Submitted by Shawn Durr on January 16, 2024 - 15:12

4 Tips for Crafting Your Organization’s Core Values

If your mission is the blueprint for your organization’s work – the what, why, and for whom – and the vision is the artist’s rendering of the realization of that mission, then organizational values are your ethical and moral compass and the foundation of your decision-making process. They serve as a guide for how things get done and inform your day-to-day work routines, interactions and approaches.   

Ideally, values should represent the core beliefs and principles that people in your organization, whatever their roles or duties, hold dear. Values can also have a significant impact on external stakeholders. They provide a crucial window into your organization’s cultural DNA for potential clients, partners, funders and collaborators. Well-crafted value statements offer a glimpse into an organization’s work environment, approach and priorities. 

Given that values play a crucial role in shaping the identity, culture, and success of an organization, here are our 4 tips to keep in mind when crafting your organization's core values:  

  1. Less is more. Organizational values are best when they are few in number (between 5 and 10) but high in meaning and lived daily. 

  1. Heart and head alignment. Values should help people make decisions that strike a balance between the organization's mission – the who and why – and the organization's financial sustainability – the what and how.  

  1. Addressing unspoken values. These are unwritten cultural beliefs shaped by experiences that often directly conflict with your aspirational values. They exist whether spoken or not. Bringing them to the surface provides the opportunity to reset expectations and perceptions.  
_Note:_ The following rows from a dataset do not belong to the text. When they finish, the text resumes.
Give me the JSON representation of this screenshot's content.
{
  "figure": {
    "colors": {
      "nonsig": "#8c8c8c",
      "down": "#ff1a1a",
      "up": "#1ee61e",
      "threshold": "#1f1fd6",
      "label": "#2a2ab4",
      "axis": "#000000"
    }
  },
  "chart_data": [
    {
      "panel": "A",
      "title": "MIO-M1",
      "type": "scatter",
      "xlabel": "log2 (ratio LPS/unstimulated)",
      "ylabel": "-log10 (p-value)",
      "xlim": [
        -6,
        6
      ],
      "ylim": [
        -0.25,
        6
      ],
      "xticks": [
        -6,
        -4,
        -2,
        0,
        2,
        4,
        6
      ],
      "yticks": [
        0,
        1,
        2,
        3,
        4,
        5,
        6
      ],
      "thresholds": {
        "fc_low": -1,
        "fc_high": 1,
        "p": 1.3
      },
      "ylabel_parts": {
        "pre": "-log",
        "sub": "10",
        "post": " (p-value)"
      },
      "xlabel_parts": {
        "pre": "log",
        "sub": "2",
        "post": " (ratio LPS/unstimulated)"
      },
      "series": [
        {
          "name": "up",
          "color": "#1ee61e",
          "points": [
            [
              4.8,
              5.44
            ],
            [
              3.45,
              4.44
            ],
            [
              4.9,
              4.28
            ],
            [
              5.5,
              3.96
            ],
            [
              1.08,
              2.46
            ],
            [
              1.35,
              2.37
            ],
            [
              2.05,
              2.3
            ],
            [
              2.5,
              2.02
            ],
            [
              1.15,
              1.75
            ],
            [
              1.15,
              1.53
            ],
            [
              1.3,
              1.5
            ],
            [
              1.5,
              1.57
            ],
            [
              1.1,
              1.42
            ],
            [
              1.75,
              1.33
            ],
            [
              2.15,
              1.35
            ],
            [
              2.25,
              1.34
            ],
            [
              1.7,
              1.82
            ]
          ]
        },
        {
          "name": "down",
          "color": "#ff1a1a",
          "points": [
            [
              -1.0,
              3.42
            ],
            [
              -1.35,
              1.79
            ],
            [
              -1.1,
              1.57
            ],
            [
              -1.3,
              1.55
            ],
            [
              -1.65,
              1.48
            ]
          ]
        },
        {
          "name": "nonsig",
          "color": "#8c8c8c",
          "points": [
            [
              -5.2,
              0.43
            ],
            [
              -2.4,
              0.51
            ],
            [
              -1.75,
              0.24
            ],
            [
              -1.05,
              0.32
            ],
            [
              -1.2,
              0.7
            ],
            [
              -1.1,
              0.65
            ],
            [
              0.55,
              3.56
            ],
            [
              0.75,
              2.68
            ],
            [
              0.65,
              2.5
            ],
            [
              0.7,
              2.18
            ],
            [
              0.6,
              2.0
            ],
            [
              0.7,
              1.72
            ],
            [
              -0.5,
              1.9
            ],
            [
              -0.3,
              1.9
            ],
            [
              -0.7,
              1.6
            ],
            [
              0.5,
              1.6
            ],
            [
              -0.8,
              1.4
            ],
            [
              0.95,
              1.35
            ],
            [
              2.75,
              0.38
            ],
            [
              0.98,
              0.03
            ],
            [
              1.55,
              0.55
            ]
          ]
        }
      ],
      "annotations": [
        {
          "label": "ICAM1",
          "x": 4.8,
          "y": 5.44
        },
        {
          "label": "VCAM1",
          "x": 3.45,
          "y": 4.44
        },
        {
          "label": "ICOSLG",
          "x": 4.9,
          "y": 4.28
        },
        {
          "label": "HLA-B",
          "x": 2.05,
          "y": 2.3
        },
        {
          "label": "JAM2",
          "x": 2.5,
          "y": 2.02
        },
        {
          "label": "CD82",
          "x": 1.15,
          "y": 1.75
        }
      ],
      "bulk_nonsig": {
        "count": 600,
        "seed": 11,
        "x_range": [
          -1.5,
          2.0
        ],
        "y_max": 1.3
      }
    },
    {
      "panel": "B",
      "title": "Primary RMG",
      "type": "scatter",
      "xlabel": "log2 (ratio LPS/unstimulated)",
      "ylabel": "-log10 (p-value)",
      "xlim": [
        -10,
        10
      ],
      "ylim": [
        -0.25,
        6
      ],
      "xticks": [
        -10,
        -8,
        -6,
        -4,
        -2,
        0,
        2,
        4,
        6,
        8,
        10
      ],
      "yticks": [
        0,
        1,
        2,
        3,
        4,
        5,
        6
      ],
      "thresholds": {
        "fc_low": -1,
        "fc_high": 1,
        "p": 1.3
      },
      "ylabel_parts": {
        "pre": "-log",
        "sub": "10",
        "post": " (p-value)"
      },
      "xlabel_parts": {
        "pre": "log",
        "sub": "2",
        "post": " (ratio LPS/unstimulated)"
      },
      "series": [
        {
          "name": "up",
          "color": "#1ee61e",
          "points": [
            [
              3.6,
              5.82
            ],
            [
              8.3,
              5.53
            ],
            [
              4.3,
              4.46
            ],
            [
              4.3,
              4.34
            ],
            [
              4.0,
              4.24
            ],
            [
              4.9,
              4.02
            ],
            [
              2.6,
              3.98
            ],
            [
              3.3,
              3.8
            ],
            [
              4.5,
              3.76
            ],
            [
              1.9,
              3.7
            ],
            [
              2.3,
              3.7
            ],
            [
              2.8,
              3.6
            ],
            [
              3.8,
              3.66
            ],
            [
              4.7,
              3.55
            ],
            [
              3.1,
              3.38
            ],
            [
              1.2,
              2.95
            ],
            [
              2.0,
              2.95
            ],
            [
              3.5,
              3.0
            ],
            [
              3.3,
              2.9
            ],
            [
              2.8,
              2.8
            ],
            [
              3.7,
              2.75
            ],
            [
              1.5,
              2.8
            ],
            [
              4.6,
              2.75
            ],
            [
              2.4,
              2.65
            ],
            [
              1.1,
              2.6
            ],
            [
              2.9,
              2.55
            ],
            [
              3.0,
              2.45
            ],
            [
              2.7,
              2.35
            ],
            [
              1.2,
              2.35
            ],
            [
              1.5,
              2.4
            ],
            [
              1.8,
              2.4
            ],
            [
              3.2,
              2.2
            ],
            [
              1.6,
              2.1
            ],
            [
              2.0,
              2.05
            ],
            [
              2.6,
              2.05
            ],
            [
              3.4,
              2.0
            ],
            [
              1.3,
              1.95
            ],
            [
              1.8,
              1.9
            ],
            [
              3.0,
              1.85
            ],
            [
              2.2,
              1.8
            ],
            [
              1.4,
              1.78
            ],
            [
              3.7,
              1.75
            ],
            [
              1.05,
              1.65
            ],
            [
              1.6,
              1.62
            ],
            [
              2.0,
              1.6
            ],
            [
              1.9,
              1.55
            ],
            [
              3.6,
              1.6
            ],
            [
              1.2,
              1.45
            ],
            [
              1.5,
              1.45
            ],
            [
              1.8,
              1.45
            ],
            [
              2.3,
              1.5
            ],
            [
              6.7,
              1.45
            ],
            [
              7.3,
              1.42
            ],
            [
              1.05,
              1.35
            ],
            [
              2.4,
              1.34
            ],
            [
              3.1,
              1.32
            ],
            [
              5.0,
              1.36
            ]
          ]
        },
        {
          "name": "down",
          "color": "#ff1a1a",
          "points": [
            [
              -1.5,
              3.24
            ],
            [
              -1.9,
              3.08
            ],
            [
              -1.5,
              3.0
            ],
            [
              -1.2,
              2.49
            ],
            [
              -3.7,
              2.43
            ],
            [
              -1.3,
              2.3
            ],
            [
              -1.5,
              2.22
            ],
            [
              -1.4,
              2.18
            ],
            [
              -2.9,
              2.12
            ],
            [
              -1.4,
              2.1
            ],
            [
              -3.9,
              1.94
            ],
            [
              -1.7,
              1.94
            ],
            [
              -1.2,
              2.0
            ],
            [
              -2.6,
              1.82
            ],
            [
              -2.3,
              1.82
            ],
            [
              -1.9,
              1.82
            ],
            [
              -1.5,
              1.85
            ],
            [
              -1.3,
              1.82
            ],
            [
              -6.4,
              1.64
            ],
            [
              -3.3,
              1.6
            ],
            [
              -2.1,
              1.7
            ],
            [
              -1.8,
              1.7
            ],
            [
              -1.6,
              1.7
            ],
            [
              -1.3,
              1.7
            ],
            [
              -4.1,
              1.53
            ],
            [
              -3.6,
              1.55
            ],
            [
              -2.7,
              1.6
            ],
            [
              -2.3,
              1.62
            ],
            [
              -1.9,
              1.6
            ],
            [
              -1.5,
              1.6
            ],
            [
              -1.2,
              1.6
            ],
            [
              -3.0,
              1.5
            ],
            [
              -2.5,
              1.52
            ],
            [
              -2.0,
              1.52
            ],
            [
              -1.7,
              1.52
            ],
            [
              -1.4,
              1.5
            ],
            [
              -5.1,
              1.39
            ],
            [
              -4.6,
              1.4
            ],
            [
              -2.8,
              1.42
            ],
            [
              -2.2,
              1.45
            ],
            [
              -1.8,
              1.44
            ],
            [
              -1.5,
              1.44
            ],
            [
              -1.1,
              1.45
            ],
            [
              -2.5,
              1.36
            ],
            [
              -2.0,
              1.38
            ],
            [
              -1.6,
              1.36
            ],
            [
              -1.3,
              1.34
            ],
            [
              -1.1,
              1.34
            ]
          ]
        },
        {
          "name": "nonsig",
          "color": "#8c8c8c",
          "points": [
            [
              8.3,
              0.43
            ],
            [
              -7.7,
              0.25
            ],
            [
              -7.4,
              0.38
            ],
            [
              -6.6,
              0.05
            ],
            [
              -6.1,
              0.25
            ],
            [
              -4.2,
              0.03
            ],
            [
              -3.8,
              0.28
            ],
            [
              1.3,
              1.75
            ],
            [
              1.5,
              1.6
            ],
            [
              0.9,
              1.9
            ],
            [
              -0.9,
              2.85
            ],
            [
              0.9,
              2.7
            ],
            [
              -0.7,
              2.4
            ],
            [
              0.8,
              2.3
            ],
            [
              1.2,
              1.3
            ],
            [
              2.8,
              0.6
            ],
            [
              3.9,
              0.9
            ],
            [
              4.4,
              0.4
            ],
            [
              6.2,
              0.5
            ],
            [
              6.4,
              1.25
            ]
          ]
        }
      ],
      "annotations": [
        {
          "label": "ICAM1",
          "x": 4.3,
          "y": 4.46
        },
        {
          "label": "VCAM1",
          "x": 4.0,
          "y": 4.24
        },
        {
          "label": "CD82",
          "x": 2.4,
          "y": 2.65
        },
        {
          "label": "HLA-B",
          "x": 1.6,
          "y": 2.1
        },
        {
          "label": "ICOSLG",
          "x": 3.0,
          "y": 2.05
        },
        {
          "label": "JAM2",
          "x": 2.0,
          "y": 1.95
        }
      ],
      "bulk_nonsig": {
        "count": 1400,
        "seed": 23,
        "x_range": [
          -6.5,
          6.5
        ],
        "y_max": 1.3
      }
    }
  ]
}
  1. Spell it out. Focus on the critical areas of service, quality, people, work norms, beliefs and sensibilities. Use concise, clear and jargon-free language.  

Crafting your organizational values should be more than an exercise in committing words to paper. It is a unique opportunity to explore your work culture as it exists now and define what it could become – a culture where each person is inspired and empowered to learn, grow, and succeed.